Quatre ans après sa mise en œuvre, ce rapport de l’AFA tire des enseignements  globalement similaires à ceux issus d’une autre étude récente, le 3ème baromètre Grant Thornton (que nous avons rapportées ici) : les entreprises françaises ont fourni des efforts réels, mais encore insuffisants.

Plusieurs axes d’amélioration selon l’AFA

70% des entreprises ont en effet mis en place un dispositif de lutte anticorruption, dont près de la moitié à la suite de la loi Sapin 2. Dans leur ensemble, les entreprises ont d’ailleurs le sentiment de bien maîtriser le sujet. Mais le risque de corruption est de facto souvent sous-estimé* (voir plus bas), et les réponses apportées demeurent insuffisantes en cas de corruption avérée. Au cours des cinq dernières années, 22% des entreprises françaises ont ainsi été confrontées à des cas de corruption. Parmi elles, la moitié seulement a engagé des procédures disciplinaires contre les personnes responsables. Et même si toutes ces procédures ont de fait abouti à une sanction disciplinaire, seulement 20% d’entre elles ont accompagné la sanction disciplinaire d’une plainte pénale.

Le rapport met aussi en évidence certaines des lacunes majeures qui peuvent particulièrement exposer ces entreprises aux risques de corruption, comme la cartographie des risques et l’évaluation des tiers.

Parfois, les entreprises ont déployé un dispositif a priori conforme, mais sur le terrain l’exécution laisse à désirer. Souvent, le problème est lié à un manque de sensibilisation à certains niveaux hiérarchiques : une partie du personnel manque d’informations sur le sujet, et ne sait donc pas bien repérer les risques de corruption.

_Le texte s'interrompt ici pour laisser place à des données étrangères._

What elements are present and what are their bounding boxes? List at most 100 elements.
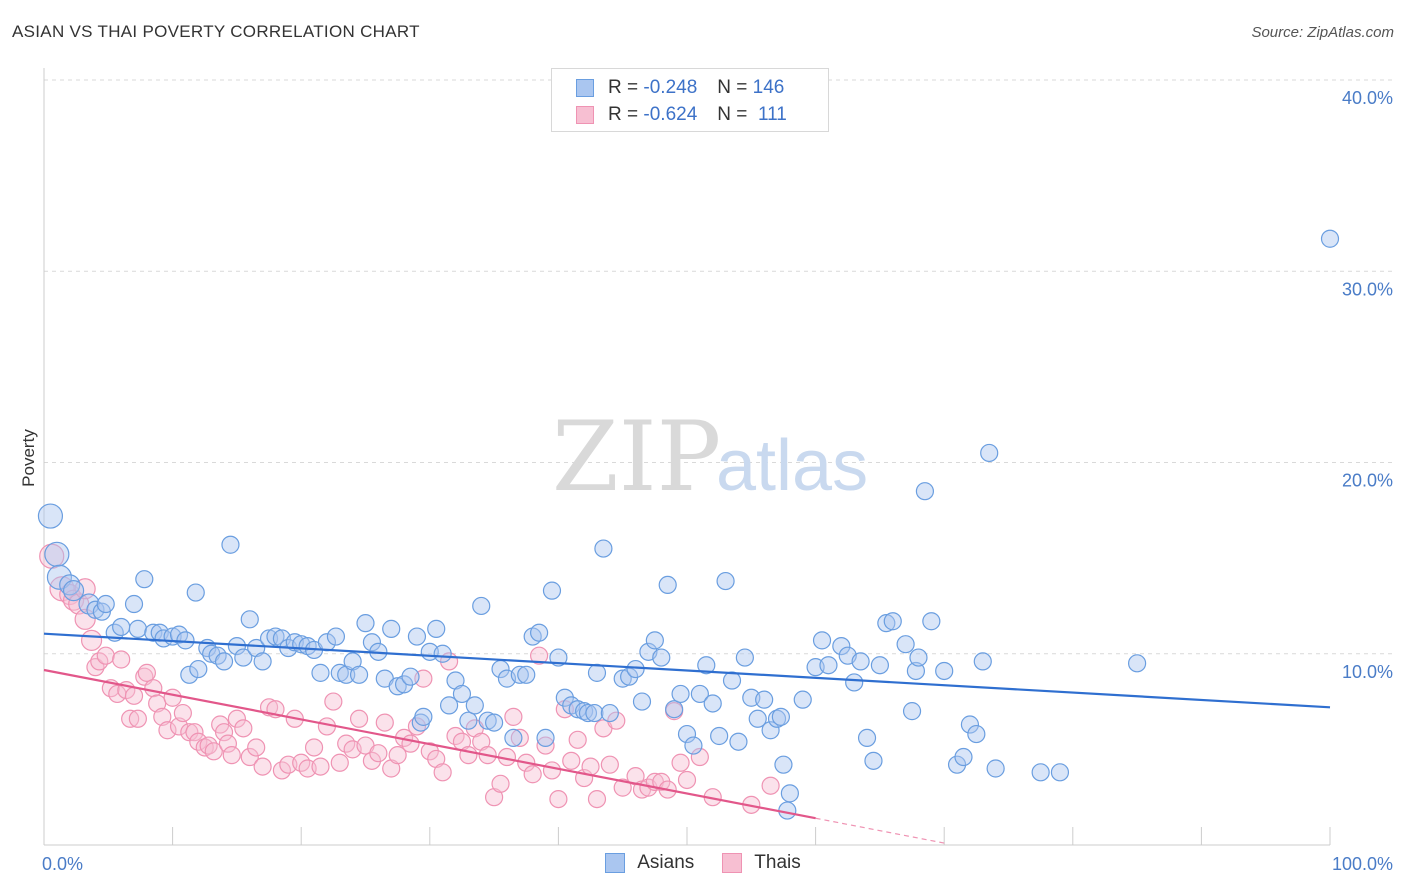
thai-point-28 <box>185 723 204 742</box>
y-tick-label-30: 30.0% <box>1342 279 1393 299</box>
asian-point-6 <box>86 600 105 619</box>
asian-point-48 <box>356 614 375 633</box>
thai-point-105 <box>671 753 690 772</box>
asian-point-115 <box>774 755 793 774</box>
asian-point-127 <box>864 751 883 770</box>
thai-point-16 <box>124 686 144 705</box>
asian-point-126 <box>857 728 877 748</box>
asian-r-label: R = <box>608 77 639 98</box>
thai-point-89 <box>562 751 581 770</box>
thai-point-36 <box>222 746 241 765</box>
y-axis-label: Poverty <box>19 429 38 487</box>
asian-point-92 <box>632 692 652 711</box>
thai-trend-line <box>43 668 816 820</box>
asian-point-139 <box>954 747 973 767</box>
asian-swatch <box>576 79 594 97</box>
asian-point-66 <box>465 696 484 715</box>
asians-legend-swatch <box>605 853 626 873</box>
thai-point-106 <box>677 770 697 790</box>
thai-point-26 <box>173 703 192 723</box>
asian-point-111 <box>755 690 774 709</box>
asian-point-56 <box>407 627 427 646</box>
asian-point-8 <box>96 594 115 614</box>
asian-point-142 <box>973 652 992 671</box>
thai-point-97 <box>613 778 632 797</box>
asian-point-12 <box>128 619 147 638</box>
asian-point-98 <box>671 684 690 704</box>
asian-point-125 <box>851 652 870 671</box>
trend-lines <box>43 632 1331 844</box>
thai-point-34 <box>214 723 234 742</box>
asian-point-137 <box>935 661 954 681</box>
asian-point-145 <box>1031 763 1050 782</box>
asian-point-105 <box>716 571 735 591</box>
asian-point-55 <box>401 667 420 686</box>
asian-point-61 <box>433 644 452 663</box>
asian-point-14 <box>144 623 163 642</box>
thai-point-23 <box>158 721 177 740</box>
asian-point-131 <box>896 635 915 654</box>
thai-point-24 <box>163 688 182 707</box>
asian-point-20 <box>180 665 199 684</box>
y-tick-label-20: 20.0% <box>1342 471 1393 491</box>
asian-point-72 <box>504 728 523 748</box>
y-tick-label-40: 40.0% <box>1342 88 1393 108</box>
asian-point-84 <box>578 703 598 723</box>
asian-point-44 <box>330 663 349 682</box>
thai-point-38 <box>234 719 253 738</box>
thai-point-10 <box>96 646 115 665</box>
thai-trend-extension <box>815 817 945 844</box>
asian-point-29 <box>234 648 253 667</box>
asian-point-128 <box>870 656 890 675</box>
asian-point-101 <box>690 684 709 704</box>
asian-point-27 <box>221 535 240 554</box>
watermark: ZIP atlas <box>552 401 868 513</box>
thai-point-20 <box>144 679 163 698</box>
thai-r-value: -0.624 <box>643 104 698 125</box>
asian-point-34 <box>266 627 285 646</box>
asian-point-43 <box>326 627 346 646</box>
asian-point-41 <box>311 663 330 682</box>
thai-point-17 <box>128 709 147 728</box>
asian-point-30 <box>240 610 259 629</box>
asian-point-53 <box>388 677 407 696</box>
asian-point-11 <box>124 594 144 614</box>
asian-point-116 <box>780 784 799 803</box>
tick-labels: 10.0% 20.0% 30.0% 40.0% 0.0% 100.0% <box>42 88 1393 874</box>
legend-item-thais[interactable]: Thais <box>722 852 801 874</box>
asian-point-112 <box>761 721 780 740</box>
chart-title: ASIAN VS THAI POVERTY CORRELATION CHART <box>12 22 420 41</box>
asian-point-10 <box>112 617 131 637</box>
asian-point-106 <box>722 671 742 690</box>
source-label: Source: ZipAtlas.com <box>1251 24 1394 41</box>
asian-point-0 <box>37 503 64 529</box>
thai-point-85 <box>536 736 555 755</box>
asian-point-67 <box>472 596 491 616</box>
asian-r-value: -0.248 <box>643 77 698 98</box>
asian-trend-line <box>43 632 1331 709</box>
thai-r-label: R = <box>608 104 639 125</box>
asian-point-91 <box>626 659 645 679</box>
asian-point-133 <box>906 661 926 681</box>
asian-point-78 <box>542 581 562 600</box>
thai-point-39 <box>240 747 259 767</box>
thai-point-37 <box>227 709 246 728</box>
legend-item-asians[interactable]: Asians <box>605 852 694 874</box>
thai-point-93 <box>587 789 607 809</box>
asian-point-140 <box>960 715 980 734</box>
thai-point-40 <box>247 738 266 757</box>
asian-point-62 <box>439 696 459 715</box>
asian-point-102 <box>697 656 716 675</box>
asian-point-147 <box>1127 654 1147 673</box>
thai-point-60 <box>375 713 394 732</box>
grid-lines <box>44 79 1392 655</box>
asian-point-97 <box>665 700 684 719</box>
asian-point-32 <box>253 652 272 671</box>
asian-point-100 <box>684 736 703 755</box>
asian-point-1 <box>44 541 70 567</box>
thai-point-19 <box>137 663 156 682</box>
asian-point-22 <box>189 659 208 679</box>
thai-point-35 <box>218 734 237 753</box>
thai-point-83 <box>523 765 542 784</box>
asian-point-69 <box>485 713 504 732</box>
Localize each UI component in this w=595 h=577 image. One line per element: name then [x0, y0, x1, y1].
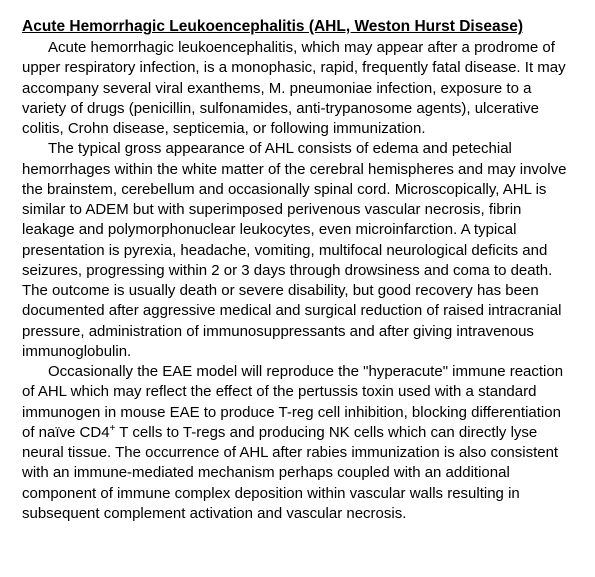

Pour être plus efficaces en la matière, les entreprises gagneraient à se doter d’un responsable conformité pour piloter le dispositif, et avoir une vision d’ensemble des risques et de la stratégie à implémenter. A l’heure actuelle, plus de la moitié des organisations confient encore cette nouvelle responsabilité à des managers en charge d’autres fonctions au sein de l’entreprise, comme le directeur juridique ou le directeur de l’audit interne. Et même quand elles disposent d’un responsable conformité dédié, on observe souvent que ce dernier n’est pas assez impliqué dans les décisions stratégiques de l’entreprise. Les dirigeants risquent alors de prendre leurs décisions avec une vision partielle des dangers encourus.

Des risques bien réels pour les PME et les petites ETI

Parallèlement, on observe que, puisque les PME et petites ETI ne sont pas formellement soumises aux obligations de conformité de l’article 17 de la loi Sapin 2 (voir périmètre plus haut), leurs dirigeants pourraient être amenés à penser que ces mesures de conformité sont accessoires à leur niveau.

Ce serait oublier qu’une PME est susceptible d’être évaluée à tout moment par un partenaire commercial (un grand groupe client ou fournisseur, ou l’une de ses filiales par exemple) soumis lui-même directement aux obligations légales Sapin 2. Dans ce cas, si des faits de corruption sont avérés, ou parfois juste soupçonnés, les conséquences financières, commerciales et humaines peuvent être dramatiques pour les petites et moyennes entreprises. Ce danger est d’autant plus important pour une entreprise active et exposée à l’international, qui est alors susceptible d’être également mise en cause par une autorité étrangère.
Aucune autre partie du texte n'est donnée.